Has anyone got a quartz J Springs diver? I'm looking at them on fleabay and for the price they don't look too bad, any opinions on them? I know they're a Seiko subsidiary but that doesn't mean anything...


----------



## Uncle Alec (Feb 14, 2011)

Funny you should ask that. I have one. I am quite happy to give you a complete history of it in my ownership, but as I have owned it for about 15 minutes that may not be over helpful. I bought it from "another place" as my 50th posting hadn't come up on here at that time.

I found quite a lot about J.Springs by googling..

It looks like a lot of watch for the money.


----------



## Guest (Mar 3, 2011)

I've got a BBH103 "Prestige Sports Blue Dial Bracelet Watch" on the way, it does look really nice in the piccy but I don't look too bad in a piccy either so that's not saying much!


----------



## normdiaz (May 5, 2004)

MHO, but I don't think you can go wrong with a J. Springs anymore than you can with any other Seiko sub-brand such as Pulsar or Alba. (This assumes you purchase one new from a reliable vendor or used from a trusted source.) :cheers:


----------



## johnbaz (Jan 30, 2005)

Hi Avidfan

I have a J Springs and I must say, it's a smashing watch for the money B)

I fitted a new battery a few weeks ago and it's happily ticking away nicely..
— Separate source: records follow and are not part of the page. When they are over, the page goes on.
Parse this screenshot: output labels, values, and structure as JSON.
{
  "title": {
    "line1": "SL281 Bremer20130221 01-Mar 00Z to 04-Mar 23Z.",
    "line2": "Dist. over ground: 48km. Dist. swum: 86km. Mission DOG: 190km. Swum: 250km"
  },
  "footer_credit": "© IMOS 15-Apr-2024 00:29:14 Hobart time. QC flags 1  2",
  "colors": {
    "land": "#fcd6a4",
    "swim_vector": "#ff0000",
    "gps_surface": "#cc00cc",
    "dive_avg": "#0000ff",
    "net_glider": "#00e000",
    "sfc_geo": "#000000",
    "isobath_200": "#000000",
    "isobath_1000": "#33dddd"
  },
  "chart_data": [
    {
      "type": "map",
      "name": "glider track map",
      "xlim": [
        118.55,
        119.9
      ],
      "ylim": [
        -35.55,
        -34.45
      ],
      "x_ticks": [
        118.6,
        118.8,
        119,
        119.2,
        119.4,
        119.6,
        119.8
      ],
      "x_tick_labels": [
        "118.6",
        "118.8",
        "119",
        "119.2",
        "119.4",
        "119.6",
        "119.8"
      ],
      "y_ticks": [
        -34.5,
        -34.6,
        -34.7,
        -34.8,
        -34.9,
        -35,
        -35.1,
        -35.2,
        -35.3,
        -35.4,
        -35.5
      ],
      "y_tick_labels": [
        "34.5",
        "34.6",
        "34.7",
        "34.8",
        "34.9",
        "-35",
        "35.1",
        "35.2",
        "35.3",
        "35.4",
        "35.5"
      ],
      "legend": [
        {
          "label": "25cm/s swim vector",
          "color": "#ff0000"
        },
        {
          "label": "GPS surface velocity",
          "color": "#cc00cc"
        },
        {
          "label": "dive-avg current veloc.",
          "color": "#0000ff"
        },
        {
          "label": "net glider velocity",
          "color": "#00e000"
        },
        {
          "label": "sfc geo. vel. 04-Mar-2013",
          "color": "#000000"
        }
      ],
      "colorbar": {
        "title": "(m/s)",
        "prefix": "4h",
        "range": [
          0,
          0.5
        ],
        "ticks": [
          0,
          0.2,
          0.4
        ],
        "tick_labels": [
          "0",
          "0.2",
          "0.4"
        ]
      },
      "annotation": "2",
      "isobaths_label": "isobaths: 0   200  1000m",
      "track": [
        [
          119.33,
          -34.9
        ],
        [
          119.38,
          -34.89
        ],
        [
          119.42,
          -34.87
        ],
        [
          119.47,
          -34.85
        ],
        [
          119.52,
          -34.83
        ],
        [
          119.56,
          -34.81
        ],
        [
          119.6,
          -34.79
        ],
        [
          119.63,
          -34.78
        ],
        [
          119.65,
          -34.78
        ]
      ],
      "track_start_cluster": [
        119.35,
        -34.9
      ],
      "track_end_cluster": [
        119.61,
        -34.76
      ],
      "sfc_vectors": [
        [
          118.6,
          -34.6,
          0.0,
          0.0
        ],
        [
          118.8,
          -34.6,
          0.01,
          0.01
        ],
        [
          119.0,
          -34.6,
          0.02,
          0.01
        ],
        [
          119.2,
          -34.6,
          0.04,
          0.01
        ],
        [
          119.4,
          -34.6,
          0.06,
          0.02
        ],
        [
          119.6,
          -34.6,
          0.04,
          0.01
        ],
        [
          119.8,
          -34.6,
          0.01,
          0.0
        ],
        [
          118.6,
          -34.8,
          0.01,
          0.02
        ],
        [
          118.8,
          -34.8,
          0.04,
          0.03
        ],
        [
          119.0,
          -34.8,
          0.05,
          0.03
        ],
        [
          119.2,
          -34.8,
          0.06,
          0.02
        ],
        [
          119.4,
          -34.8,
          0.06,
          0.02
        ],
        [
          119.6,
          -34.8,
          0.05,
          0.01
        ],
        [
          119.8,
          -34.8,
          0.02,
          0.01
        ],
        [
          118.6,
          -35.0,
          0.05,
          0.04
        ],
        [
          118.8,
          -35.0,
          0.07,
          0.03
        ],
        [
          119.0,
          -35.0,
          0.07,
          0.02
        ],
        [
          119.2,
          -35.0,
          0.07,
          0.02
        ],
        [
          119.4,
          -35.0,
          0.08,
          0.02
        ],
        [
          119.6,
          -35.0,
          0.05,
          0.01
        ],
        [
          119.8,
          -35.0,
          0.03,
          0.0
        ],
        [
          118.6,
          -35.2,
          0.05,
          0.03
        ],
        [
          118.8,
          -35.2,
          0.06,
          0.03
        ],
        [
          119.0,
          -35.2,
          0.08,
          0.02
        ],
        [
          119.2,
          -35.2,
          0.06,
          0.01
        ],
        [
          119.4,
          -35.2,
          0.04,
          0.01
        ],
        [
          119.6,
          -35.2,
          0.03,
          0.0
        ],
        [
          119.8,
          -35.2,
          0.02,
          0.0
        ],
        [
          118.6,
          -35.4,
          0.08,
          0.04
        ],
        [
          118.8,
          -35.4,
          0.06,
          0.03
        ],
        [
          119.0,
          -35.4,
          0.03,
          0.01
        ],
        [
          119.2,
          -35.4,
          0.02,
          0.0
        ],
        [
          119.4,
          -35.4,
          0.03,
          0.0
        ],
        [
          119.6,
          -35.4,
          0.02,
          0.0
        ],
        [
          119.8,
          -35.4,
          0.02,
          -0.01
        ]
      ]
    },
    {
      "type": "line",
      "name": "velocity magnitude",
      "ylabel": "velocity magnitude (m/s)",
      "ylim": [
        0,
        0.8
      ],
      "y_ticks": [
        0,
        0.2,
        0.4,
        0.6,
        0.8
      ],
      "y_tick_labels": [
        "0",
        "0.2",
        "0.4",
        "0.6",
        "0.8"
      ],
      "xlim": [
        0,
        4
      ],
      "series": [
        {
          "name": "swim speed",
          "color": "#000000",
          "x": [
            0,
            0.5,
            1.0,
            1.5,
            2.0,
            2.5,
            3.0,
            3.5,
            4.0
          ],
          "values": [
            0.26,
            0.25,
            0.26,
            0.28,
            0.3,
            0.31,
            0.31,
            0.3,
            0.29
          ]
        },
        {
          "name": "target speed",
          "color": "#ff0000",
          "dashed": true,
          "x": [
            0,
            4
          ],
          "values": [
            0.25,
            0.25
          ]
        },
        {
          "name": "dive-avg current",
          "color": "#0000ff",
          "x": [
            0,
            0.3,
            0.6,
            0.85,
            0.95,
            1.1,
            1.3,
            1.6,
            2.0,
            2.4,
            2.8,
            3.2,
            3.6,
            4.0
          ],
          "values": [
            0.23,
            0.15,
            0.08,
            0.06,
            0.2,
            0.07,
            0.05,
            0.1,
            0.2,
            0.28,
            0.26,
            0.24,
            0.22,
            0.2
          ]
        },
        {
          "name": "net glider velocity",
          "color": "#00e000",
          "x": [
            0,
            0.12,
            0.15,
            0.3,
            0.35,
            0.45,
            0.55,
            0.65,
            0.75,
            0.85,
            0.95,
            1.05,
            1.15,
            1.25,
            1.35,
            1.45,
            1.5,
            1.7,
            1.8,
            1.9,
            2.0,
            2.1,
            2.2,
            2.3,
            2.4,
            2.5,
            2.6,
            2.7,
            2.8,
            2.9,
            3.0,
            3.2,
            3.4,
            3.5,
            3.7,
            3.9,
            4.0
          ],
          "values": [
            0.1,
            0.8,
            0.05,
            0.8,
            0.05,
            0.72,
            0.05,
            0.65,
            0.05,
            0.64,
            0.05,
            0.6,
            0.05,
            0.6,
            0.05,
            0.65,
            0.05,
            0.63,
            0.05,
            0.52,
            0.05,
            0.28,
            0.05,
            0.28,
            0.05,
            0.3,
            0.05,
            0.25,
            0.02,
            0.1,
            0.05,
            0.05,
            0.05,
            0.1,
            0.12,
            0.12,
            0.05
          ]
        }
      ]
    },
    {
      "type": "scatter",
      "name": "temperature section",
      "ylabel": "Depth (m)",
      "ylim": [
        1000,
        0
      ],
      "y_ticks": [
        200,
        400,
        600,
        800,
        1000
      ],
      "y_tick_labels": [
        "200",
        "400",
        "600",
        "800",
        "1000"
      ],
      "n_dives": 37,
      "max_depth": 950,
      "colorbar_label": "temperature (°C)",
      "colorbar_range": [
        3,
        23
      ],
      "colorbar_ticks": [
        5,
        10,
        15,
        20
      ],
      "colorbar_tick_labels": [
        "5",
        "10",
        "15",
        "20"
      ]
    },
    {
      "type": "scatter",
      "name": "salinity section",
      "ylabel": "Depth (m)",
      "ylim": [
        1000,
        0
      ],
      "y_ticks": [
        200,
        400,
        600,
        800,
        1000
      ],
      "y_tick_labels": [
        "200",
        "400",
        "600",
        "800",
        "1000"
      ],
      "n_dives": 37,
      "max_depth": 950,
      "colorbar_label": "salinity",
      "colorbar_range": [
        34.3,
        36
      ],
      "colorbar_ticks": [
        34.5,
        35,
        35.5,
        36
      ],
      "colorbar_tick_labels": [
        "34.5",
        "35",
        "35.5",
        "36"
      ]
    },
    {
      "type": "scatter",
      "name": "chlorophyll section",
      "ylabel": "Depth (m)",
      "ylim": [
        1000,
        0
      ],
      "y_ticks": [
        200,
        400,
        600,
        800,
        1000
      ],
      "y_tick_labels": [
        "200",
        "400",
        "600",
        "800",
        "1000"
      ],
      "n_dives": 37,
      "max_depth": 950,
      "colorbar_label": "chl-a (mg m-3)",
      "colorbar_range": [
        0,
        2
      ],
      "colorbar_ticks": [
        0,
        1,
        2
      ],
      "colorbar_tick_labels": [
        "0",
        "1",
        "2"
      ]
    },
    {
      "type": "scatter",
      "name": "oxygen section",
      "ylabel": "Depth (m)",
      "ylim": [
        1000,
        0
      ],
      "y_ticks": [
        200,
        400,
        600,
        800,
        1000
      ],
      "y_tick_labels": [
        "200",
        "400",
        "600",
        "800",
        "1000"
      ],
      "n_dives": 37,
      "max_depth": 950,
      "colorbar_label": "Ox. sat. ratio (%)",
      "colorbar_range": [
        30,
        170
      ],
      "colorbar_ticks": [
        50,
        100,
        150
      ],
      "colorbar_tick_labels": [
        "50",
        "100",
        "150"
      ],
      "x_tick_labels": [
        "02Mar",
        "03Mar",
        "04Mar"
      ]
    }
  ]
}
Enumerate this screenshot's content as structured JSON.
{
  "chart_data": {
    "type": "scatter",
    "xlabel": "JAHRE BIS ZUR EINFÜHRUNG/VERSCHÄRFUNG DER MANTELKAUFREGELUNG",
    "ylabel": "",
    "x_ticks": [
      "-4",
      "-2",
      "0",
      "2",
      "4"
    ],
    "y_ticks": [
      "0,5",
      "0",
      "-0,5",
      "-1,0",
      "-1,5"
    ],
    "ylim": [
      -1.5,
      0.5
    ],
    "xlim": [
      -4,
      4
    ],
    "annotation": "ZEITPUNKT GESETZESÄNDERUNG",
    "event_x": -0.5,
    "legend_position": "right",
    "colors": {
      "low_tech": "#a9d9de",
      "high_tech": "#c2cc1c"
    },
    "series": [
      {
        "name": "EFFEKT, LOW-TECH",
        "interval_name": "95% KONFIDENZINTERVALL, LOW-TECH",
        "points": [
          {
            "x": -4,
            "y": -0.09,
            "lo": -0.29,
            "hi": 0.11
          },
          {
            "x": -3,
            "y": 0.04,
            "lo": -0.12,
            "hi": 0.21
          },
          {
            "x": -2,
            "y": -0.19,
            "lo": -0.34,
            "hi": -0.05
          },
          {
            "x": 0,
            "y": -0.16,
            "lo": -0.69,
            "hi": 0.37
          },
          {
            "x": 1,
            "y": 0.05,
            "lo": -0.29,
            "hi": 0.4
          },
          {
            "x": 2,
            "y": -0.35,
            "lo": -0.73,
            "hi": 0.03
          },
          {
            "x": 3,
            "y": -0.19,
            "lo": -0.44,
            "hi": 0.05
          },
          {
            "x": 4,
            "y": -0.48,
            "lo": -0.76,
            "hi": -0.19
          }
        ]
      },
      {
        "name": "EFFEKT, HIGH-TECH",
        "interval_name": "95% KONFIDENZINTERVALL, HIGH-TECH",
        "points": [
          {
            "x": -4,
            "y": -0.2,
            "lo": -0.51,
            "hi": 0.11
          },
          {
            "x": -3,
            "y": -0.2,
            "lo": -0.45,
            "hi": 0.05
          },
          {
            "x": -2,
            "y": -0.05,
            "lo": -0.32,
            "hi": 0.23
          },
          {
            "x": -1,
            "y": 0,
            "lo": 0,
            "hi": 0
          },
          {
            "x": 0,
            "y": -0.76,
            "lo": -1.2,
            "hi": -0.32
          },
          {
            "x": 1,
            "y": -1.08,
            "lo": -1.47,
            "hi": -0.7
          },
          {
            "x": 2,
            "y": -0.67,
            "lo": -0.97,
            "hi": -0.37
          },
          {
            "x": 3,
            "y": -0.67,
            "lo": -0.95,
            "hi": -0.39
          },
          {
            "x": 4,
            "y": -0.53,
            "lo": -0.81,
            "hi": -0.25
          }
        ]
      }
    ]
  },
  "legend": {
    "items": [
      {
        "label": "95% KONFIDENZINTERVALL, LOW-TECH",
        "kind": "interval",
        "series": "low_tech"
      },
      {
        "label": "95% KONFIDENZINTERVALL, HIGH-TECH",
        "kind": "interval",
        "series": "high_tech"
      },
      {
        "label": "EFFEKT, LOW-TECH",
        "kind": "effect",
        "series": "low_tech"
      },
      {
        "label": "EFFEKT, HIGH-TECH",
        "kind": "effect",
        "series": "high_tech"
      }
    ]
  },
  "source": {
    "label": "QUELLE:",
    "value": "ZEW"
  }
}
The bracelet is solid stainless links 

John


----------



## mrteatime (Oct 25, 2006)

johnbaz said:


> Hi Avidfan
> 
> I have a J Springs and I must say, it's a smashing watch for the money B)
> 
> ...


now that looks pretty cool.....might have to have a looky for one of those


----------



## Guest (Mar 5, 2011)

johnbaz said:


> Hi Avidfan
> 
> I have a J Springs and I must say, it's a smashing watch for the money B)
> 
> ...


Yeah, mine came today and it's a cracking watch-very surprised at the quality! I've got another coming Tuesday but in white!


----------



## Uncle Alec (Feb 14, 2011)

It must surely be a good watch - you've got it in black and white.


----------



## Craiginuk (Mar 4, 2011)

That really looks good. I hadn't heard of these until joining this forum. looks like a lot of watch for the money.


----------